I had hoped to get out camping this past summer - to pack a minimalist set-up of a tent, a sleeping bag, snacks and water into the TerraTrike basket and head out on my own. But it never quite happened. A friend offered to help me on an initial attempt one weekend - minus the trike but with a camper close by for additional support - but medications I had started saw me making a lot of urgent trips to the bathroom with diarrhea. The idea for that camping trip stopped. (I also soon got the OK to start decreasing dosages and finally stop that drug.)

I did, however, go on one overnight outing on the trike. I stayed overnight at a friend's place in Lanesboro and then pedaled home the next day. That sure felt good.

Another time I was out triking on the trail and pulled up close to a three-sided, roofed, wooden trail shelter. I grabbed my cane from the trike's basket and carefully started hobbling around. My, it felt like a little bit of heaven to be able to do that, I wish I could have walked closer to the water's edge to stick my toes in... or check out the rocks... but that didn't seem a safe idea, so I didn't.

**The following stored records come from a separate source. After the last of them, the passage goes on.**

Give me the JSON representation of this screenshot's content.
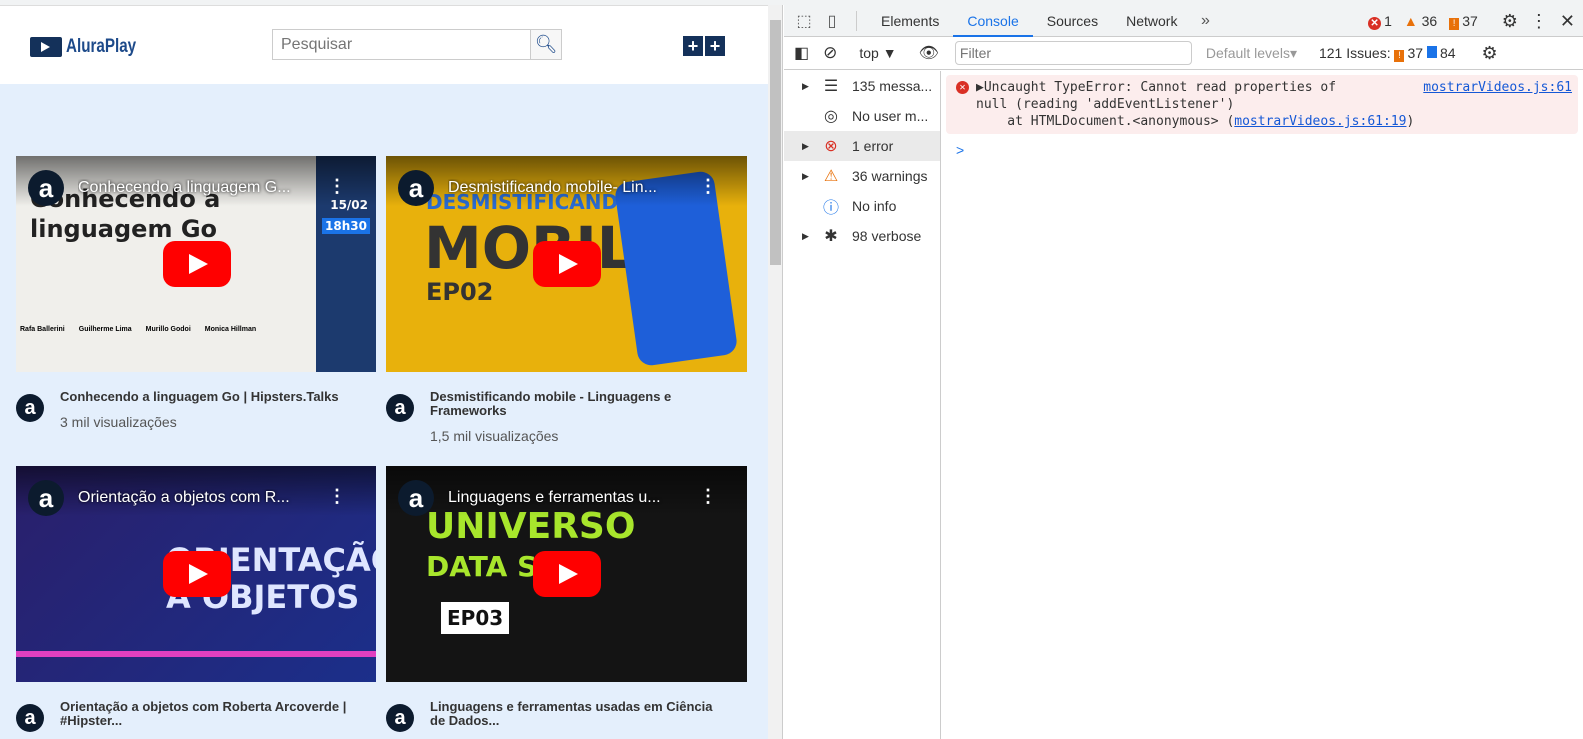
{
  "site": {
    "logo": "AluraPlay",
    "search_placeholder": "Pesquisar",
    "add_icon": "add-video-icon",
    "videos": [
      {
        "title": "Conhecendo a linguagem Go | Hipsters.Talks",
        "overlay": "Conhecendo a linguagem G...",
        "views": "3 mil visualizações",
        "thumb_text": "Conhecendo a linguagem Go",
        "date": "15/02",
        "time": "18h30",
        "people": [
          "Rafa Ballerini",
          "Guilherme Lima",
          "Murillo Godoi",
          "Monica Hillman"
        ],
        "bg": "#f0efeb"
      },
      {
        "title": "Desmistificando mobile - Linguagens e Frameworks",
        "overlay": "Desmistificando mobile- Lin...",
        "views": "1,5 mil visualizações",
        "thumb_text": "MOBILE",
        "thumb_sub": "EP02",
        "thumb_top": "DESMISTIFICANDO",
        "bg": "#e8b10c"
      },
      {
        "title": "Orientação a objetos com Roberta Arcoverde | #Hipster...",
        "overlay": "Orientação a objetos com R...",
        "views": "",
        "thumb_text": "ORIENTAÇÃO",
        "thumb_sub": "A OBJETOS",
        "bg": "#2a1f6b"
      },
      {
        "title": "Linguagens e ferramentas usadas em Ciência de Dados...",
        "overlay": "Linguagens e ferramentas u...",
        "views": "",
        "thumb_text": "UNIVERSO",
        "thumb_sub": "DATA SCI",
        "thumb_ep": "EP03",
        "bg": "#141414"
      }
    ]
  },
  "devtools": {
    "tabs": [
      "Elements",
      "Console",
      "Sources",
      "Network"
    ],
    "active_tab": "Console",
    "errors": "1",
    "warnings": "36",
    "issues": "37",
    "context": "top",
    "filter_placeholder": "Filter",
    "levels": "Default levels",
    "issues_label": "121 Issues:",
    "issues_warn": "37",
    "issues_info": "84",
    "sidebar": [
      {
        "label": "135 messa...",
        "icon": "list-icon",
        "expandable": true
      },
      {
        "label": "No user m...",
        "icon": "user-icon",
        "expandable": false
      },
      {
        "label": "1 error",
        "icon": "error-icon",
        "expandable": true,
        "selected": true
      },
      {
        "label": "36 warnings",
        "icon": "warning-icon",
        "expandable": true
      },
      {
        "label": "No info",
        "icon": "info-icon",
        "expandable": false
      },
      {
        "label": "98 verbose",
        "icon": "bug-icon",
        "expandable": true
      }
    ],
    "message": {
      "line1": "Uncaught TypeError: Cannot read properties of",
      "line2": "null (reading 'addEventListener')",
      "line3": "    at HTMLDocument.<anonymous> (",
      "link2": "mostrarVideos.js:61:19",
      "close_paren": ")",
      "source": "mostrarVideos.js:61"
    },
    "prompt": ">"
  }
}
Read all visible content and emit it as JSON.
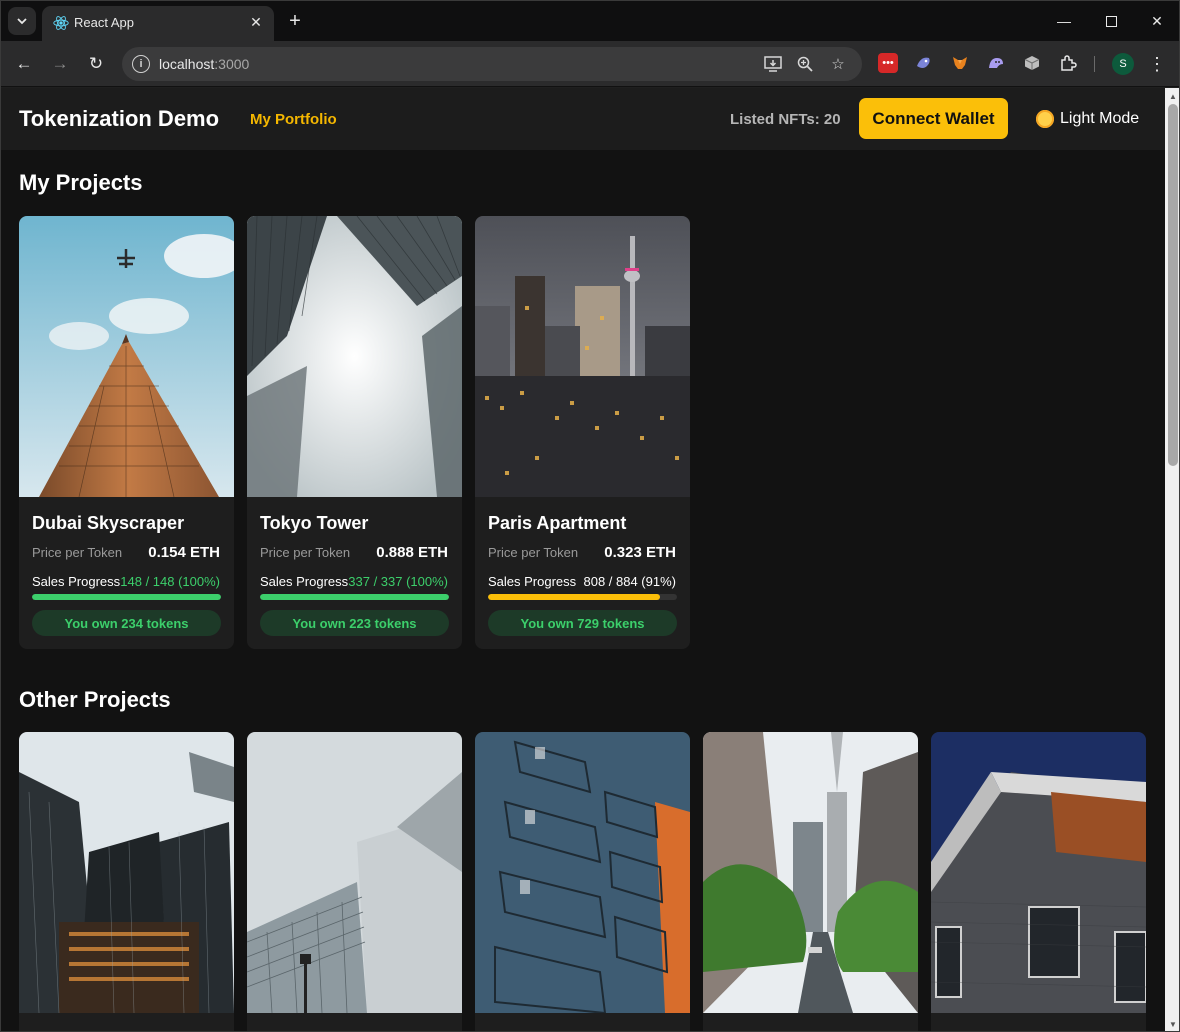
{
  "browser": {
    "tab_title": "React App",
    "url_host": "localhost",
    "url_port": ":3000",
    "profile_initial": "S"
  },
  "header": {
    "brand": "Tokenization Demo",
    "nav_link": "My Portfolio",
    "listed": "Listed NFTs: 20",
    "connect_label": "Connect Wallet",
    "mode_label": "Light Mode"
  },
  "sections": {
    "my_projects": "My Projects",
    "other_projects": "Other Projects"
  },
  "labels": {
    "price_per_token": "Price per Token",
    "sales_progress": "Sales Progress"
  },
  "my_projects": [
    {
      "name": "Dubai Skyscraper",
      "price": "0.154 ETH",
      "sales": "148 / 148 (100%)",
      "progress": 1.0,
      "bar_color": "#3ccf6b",
      "sales_color": "#3ccf6b",
      "own": "You own 234 tokens"
    },
    {
      "name": "Tokyo Tower",
      "price": "0.888 ETH",
      "sales": "337 / 337 (100%)",
      "progress": 1.0,
      "bar_color": "#3ccf6b",
      "sales_color": "#3ccf6b",
      "own": "You own 223 tokens"
    },
    {
      "name": "Paris Apartment",
      "price": "0.323 ETH",
      "sales": "808 / 884 (91%)",
      "progress": 0.91,
      "bar_color": "#fbbf09",
      "sales_color": "#ffffff",
      "own": "You own 729 tokens"
    }
  ],
  "colors": {
    "accent": "#fbbf09",
    "success": "#3ccf6b",
    "background": "#121212"
  }
}
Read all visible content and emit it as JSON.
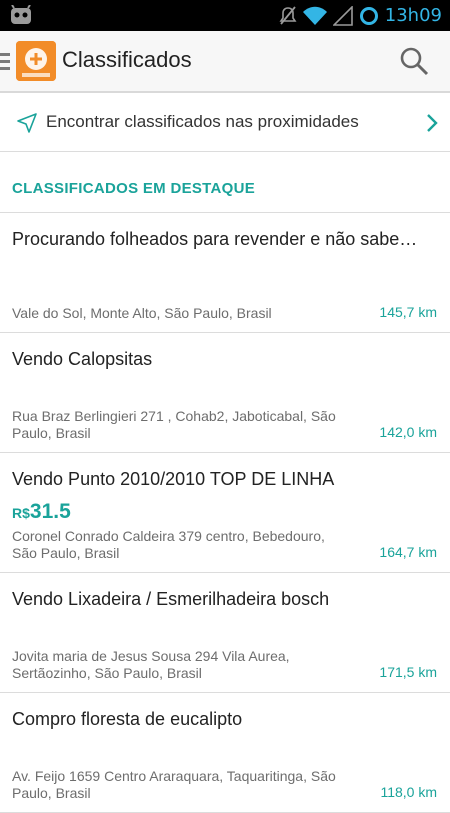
{
  "status_bar": {
    "time": "13h09"
  },
  "app_bar": {
    "title": "Classificados"
  },
  "nearby": {
    "label": "Encontrar classificados nas proximidades"
  },
  "section": {
    "title": "CLASSIFICADOS EM DESTAQUE"
  },
  "items": [
    {
      "title": "Procurando folheados para revender e não sabe…",
      "location": "Vale do Sol, Monte Alto, São Paulo, Brasil",
      "distance": "145,7 km"
    },
    {
      "title": "Vendo Calopsitas",
      "location": "Rua Braz Berlingieri  271 , Cohab2, Jaboticabal, São Paulo, Brasil",
      "distance": "142,0 km"
    },
    {
      "title": "Vendo Punto 2010/2010 TOP DE LINHA",
      "price_currency": "R$",
      "price_amount": "31.5",
      "location": "Coronel Conrado Caldeira 379 centro, Bebedouro, São Paulo, Brasil",
      "distance": "164,7 km"
    },
    {
      "title": "Vendo Lixadeira / Esmerilhadeira bosch",
      "location": "Jovita maria de Jesus Sousa 294 Vila Aurea, Sertãozinho, São Paulo, Brasil",
      "distance": "171,5 km"
    },
    {
      "title": "Compro floresta de eucalipto",
      "location": "Av. Feijo 1659 Centro Araraquara, Taquaritinga, São Paulo, Brasil",
      "distance": "118,0 km"
    }
  ],
  "colors": {
    "accent": "#1aa39a",
    "status_accent": "#33b5e5",
    "logo": "#f28c28"
  },
  "icons": [
    "notification-android-icon",
    "mute-icon",
    "wifi-icon",
    "signal-icon",
    "sync-ring-icon",
    "menu-icon",
    "app-logo-icon",
    "search-icon",
    "location-arrow-icon",
    "chevron-right-icon"
  ]
}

I'd like to throw out a thank you to my friends for letting me send messages to them when I go out, letting them know my intended route and anticipated time of return. I'm sorry that I routinely send that return message late because I'm having such a nice time.

So here are two big goals - resolutions - for 2014. One, I hope to get out camping at one of the many spots available along area trails; and two, to go rock hounding somewhere accessible.

If I'm going to hunt pretty and unusual rocks, I better add a resolution of improving my walking on uneven terrain, whether aided by an all-terrain walker, trekking poles, cane or - dare I to think it - unaided.

I also should try more yoga and fitness exercises I always enjoyed in the past.

Many muscles on my left side are ridiculously tight these days and shake a lot. As I've noted before, cold weather doesn't help at all. So I'll do what I can at home - including the use of a recumbent exercise bike with chair seat thoughtfully given by more friends. I really await spring to get outdoors and seriously - and joyfully - work on those resolutions.